1.Sasha Nein's first job was as a paperboy. There were no survivors.
2.If you were an Oscar Meyer Wiener, Sasha Nein still wouldn't be in love with you.
3.During a particularly intense interrogation session, Sasha Nein actually killed a man with his bare eyes. That's why the agency makes him wear the sunglasses now.
4.If Sasha Nein was in a room with Hitler, Stalin, and Richard Reinike, and he had a gun with 2 bullets, he'd shoot Hitler and Stalin. But only so they wouldn't have to see what he would do to Reinike.

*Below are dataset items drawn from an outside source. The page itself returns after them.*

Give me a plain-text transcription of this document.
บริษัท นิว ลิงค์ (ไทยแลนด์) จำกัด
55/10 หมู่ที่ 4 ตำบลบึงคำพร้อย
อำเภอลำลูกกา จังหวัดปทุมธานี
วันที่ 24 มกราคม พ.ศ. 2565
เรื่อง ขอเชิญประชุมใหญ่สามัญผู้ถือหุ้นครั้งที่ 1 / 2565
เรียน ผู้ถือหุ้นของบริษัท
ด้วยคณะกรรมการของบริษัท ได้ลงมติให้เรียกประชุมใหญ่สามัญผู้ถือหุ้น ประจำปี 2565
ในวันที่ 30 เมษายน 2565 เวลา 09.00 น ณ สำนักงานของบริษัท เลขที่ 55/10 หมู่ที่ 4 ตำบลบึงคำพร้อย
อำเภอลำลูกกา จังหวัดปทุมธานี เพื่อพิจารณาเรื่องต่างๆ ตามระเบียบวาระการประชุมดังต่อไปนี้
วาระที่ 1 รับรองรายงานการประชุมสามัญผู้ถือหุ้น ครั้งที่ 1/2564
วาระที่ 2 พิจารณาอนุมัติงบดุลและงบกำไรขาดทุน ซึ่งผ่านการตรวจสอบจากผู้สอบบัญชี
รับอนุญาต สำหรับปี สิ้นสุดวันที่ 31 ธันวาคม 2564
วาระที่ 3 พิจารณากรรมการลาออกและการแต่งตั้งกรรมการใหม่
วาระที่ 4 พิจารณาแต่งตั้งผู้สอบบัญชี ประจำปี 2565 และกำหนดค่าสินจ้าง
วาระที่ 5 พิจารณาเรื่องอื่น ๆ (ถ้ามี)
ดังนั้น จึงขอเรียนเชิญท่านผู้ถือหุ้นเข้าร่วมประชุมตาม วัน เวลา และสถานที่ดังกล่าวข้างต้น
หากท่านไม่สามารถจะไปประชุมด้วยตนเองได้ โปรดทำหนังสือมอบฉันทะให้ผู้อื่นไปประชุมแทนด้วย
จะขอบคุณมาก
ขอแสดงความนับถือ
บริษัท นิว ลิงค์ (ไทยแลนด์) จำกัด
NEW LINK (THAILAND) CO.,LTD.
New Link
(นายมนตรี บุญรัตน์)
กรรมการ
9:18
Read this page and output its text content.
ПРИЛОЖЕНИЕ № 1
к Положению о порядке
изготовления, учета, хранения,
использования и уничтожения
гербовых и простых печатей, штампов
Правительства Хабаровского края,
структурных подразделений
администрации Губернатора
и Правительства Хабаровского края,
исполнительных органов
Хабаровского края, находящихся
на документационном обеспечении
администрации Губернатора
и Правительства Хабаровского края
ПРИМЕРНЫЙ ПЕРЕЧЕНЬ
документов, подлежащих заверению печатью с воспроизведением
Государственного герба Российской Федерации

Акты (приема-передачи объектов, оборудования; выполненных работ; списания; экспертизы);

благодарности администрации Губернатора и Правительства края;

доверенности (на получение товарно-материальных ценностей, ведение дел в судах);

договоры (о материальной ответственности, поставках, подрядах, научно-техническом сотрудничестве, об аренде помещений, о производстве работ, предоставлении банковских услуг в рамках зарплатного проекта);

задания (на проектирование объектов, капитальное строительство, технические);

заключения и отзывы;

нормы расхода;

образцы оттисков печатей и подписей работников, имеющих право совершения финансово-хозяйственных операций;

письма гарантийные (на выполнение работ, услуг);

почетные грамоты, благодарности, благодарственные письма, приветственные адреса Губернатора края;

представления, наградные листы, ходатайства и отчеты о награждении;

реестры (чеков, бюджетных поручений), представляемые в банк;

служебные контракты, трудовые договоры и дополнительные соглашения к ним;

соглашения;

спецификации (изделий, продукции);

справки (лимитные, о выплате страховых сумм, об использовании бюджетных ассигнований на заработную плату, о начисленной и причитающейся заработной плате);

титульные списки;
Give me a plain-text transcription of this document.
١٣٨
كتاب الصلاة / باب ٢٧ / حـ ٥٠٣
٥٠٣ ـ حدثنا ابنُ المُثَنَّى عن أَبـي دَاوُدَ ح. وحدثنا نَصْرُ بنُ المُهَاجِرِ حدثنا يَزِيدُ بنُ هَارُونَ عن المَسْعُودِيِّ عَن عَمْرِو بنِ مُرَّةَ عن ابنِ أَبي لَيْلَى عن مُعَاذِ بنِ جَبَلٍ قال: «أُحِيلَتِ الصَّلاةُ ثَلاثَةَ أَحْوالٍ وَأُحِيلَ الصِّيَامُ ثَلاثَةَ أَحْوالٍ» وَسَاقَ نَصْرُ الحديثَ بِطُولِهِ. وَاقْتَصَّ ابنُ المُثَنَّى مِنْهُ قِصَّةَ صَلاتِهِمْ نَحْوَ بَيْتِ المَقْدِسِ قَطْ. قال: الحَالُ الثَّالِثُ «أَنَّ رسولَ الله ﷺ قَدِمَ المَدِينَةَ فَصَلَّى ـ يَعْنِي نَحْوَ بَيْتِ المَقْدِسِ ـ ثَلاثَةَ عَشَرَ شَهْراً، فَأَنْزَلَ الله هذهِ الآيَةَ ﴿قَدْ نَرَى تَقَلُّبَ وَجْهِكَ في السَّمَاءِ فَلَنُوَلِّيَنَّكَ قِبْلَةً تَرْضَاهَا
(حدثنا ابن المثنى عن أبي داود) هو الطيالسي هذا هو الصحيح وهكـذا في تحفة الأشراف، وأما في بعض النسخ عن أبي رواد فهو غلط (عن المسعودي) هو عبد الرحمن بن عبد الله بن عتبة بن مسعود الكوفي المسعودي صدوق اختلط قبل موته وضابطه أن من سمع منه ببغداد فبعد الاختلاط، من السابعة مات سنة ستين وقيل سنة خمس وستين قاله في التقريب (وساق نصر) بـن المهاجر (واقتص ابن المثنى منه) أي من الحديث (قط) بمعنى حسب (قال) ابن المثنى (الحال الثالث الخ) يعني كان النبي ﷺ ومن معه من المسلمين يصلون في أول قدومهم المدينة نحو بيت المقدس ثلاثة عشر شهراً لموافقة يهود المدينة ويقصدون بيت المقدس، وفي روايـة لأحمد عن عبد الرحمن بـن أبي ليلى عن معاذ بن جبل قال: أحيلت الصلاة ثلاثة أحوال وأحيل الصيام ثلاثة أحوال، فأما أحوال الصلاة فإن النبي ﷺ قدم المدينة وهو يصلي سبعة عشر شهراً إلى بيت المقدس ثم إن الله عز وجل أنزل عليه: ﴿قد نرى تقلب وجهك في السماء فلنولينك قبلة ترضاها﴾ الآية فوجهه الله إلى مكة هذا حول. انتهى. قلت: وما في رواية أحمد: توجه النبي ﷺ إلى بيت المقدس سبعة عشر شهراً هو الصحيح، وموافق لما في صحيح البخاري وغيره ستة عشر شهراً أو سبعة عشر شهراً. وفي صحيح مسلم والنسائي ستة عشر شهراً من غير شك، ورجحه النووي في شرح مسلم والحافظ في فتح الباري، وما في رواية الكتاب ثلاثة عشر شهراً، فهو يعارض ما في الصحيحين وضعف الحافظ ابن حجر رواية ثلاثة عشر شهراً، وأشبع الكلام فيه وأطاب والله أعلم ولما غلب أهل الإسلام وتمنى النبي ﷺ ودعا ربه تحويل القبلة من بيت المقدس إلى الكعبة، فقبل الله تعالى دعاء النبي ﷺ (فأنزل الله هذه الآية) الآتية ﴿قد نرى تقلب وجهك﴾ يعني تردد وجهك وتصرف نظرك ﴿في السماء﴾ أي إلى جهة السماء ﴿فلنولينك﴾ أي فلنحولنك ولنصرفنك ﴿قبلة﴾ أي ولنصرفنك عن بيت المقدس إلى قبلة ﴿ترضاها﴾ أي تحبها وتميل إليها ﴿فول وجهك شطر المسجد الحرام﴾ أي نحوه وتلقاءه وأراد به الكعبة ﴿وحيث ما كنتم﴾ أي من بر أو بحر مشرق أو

5.Tired of the incessant whining and complaining, Sasha Nein found the dogs and let them right back in.
6.Vodka cannot start it's day without being drunk by Sasha Nein.
7.When you open a can of whoop-ass, Sasha Nein jumps out.
8.When Special Forces raided an afghan training camp, they found an empty camp, an Xbox and a pirated copy of Psychonauts played up to the marksmanship training level.
9.The Berlin Wall fell because Sasha Nein wanted to buy groceries from the other side where they were cheaper.
10.Superman's only weakness is Kryptonite. Sasha Nein laughs at Superman for having a weakness.
11.Sasha Nein doesn't miss. If he didn't hit you it's because he was shooting at an ugly piece of furniture twelve miles away.
12.When Sasha Nein goes to the airport and the metal detector doesn't go off, security gives him a gun.
13.Finding Nemo would have been vastly cooler if Sasha had gotten Maxwell to find Nemo.
14.If Sasha Nein is not gay. If he was gay, his name would be Captain Jack Sparrow.
15.When Sasha Nein uses Herbal Essences, the shampoo has an orgasm.
16.Sasha Nein doesn't need to carry an umbrella, he can dodge rain.
17.Shark attacks are not actually shark attacks. Sasha Nein hates surfers, and so does Maxwell.
18.Sasha Nein understands the ending of 2001: A Space Odyssey.
19.Maxwell is a stunt double for the Kraken from Pirates of the Caribbean: Dead Man's Chest.
20.Pluto is actually an orbiting group of Tiffany Lamps that fleed earth when they heard that Sasha Nein was coming for them.
21.Sasha Nein walked into a bar carrying Maxwell in his bowl. The bar was instantly destroyed, as that level of awesome cannot be contained in one building.
22.There are no weapons of mass destruction in Iraq, Sasha Nein lives in New York.
23.Sasha Nein invented the internet... just so he had a place to store his LiveJournal.
24.With the rising cost of gasoline, Sasha Nein is beginning to worry about his drinking habit.
25.Godzilla is a Japanese rendition of Sasha Nein's visit to a Tiffany Lamp factory in Tokyo.
26.Sasha Nein does not have a drinking problem. Alcohol has a Sasha Nein problem.
27.Sasha Nein knows the last digit of pi.